22 Senioren aus unserer Gemeinde führte ein Tagesausflug »An der Saale hellem Strande« entlang. Organisiert wurde die Fahrt von der Seniorenbeauftragten unseres Kirchenbezirks. Das erste Ziel erreichten wir mit dem Bus: Bad Kösen und die Rudelsburg. Nach Besteigung des 20 Meter hohen Turmes wurden wir durch einen schönen Ausblick auf das malerische Saaletal belohnt.

Danach besuchten wir die Lutherkirche in Bad Kösen, dort hielten wir eine kleine Andacht. Ein köstliches Mittagessen (Roulade, Klöße und Rotkraut) erhielten wir im Restaurant »Schöne Aussicht«. Weiter ging es im Boot nach Saaleck. Frau Krautkrämer hatte die Gitarre dabei, und so wurde nach Herzenslust gesungen.

So verging der Tag viel zu schnell!

Text: Brigitta Hildebrandt, Angelika Panzig, Renate Sieber
Fotos: Christine Gündel

Seniorennachmittag im Advent (Dezember 2015)
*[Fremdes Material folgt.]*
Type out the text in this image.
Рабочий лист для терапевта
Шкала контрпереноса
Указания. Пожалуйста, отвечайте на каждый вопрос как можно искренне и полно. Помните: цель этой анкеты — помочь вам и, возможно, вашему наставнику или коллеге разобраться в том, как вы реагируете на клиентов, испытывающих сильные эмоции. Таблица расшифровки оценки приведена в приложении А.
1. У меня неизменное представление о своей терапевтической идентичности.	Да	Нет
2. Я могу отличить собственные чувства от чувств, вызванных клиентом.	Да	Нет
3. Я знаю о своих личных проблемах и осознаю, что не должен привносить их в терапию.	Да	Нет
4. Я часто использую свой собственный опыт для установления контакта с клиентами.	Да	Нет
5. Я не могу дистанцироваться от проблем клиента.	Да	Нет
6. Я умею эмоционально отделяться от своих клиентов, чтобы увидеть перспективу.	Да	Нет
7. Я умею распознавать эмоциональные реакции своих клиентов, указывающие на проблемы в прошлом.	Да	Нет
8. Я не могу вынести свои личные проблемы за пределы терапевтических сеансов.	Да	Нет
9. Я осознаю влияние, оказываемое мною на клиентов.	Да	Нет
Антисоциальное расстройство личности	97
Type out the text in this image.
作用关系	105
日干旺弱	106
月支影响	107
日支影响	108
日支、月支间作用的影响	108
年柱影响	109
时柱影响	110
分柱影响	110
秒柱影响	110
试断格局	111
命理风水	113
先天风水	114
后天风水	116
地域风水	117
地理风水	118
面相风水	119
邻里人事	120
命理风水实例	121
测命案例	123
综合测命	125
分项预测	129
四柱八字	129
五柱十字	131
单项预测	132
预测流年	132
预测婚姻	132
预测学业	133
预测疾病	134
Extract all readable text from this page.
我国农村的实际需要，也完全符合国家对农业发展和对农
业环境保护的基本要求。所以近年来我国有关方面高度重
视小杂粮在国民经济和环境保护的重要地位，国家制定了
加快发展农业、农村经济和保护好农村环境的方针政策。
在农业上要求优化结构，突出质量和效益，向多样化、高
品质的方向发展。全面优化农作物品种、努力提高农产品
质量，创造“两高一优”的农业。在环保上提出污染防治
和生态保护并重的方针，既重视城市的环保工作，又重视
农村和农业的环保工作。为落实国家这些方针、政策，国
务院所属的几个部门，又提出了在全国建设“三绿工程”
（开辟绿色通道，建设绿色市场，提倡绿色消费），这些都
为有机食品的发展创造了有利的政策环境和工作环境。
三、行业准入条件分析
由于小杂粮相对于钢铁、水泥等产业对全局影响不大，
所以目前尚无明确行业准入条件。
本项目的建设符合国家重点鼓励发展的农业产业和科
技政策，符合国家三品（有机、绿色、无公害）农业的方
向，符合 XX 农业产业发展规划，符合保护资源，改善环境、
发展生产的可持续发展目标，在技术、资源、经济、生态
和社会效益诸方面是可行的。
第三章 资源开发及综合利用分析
Der gut besuchte Seniorennachmittag am 17. Dezember 2015 fand, wie meist im Advent, im großen Saal des Paul-Gerhardt-Hauses statt. Pfarrer Reichl führte durch das Programm, an dessen erster Stelle die Vorschulkinder unseres Kindergartens »Meusi« standen. Sie führten ihr Krippenspiel, das sie für den adventlichen Elternabend eingeübt hatten, für uns ein zweites Mal auf. Es war schon erstaunlich, wie gut sich die Kinder ihre Texte in Reimform eingeprägt hatten. Da auf jedem Platz ein Zettel mit dem Ablauf und den Liedtexten lag, konnte, wer wollte, bei den Liedern mittun. Am Ende schwärmte die Kindergruppe der Engel aus, um ihr Licht zu den Menschen, in unserem Fall: zu den Senioren an die Tische zu tragen und die dortigen Kerzen zum Leuchten zu bringen. Mit sehr herzlichem Beifall wurden die Kinder und Erzieherinnen bedacht!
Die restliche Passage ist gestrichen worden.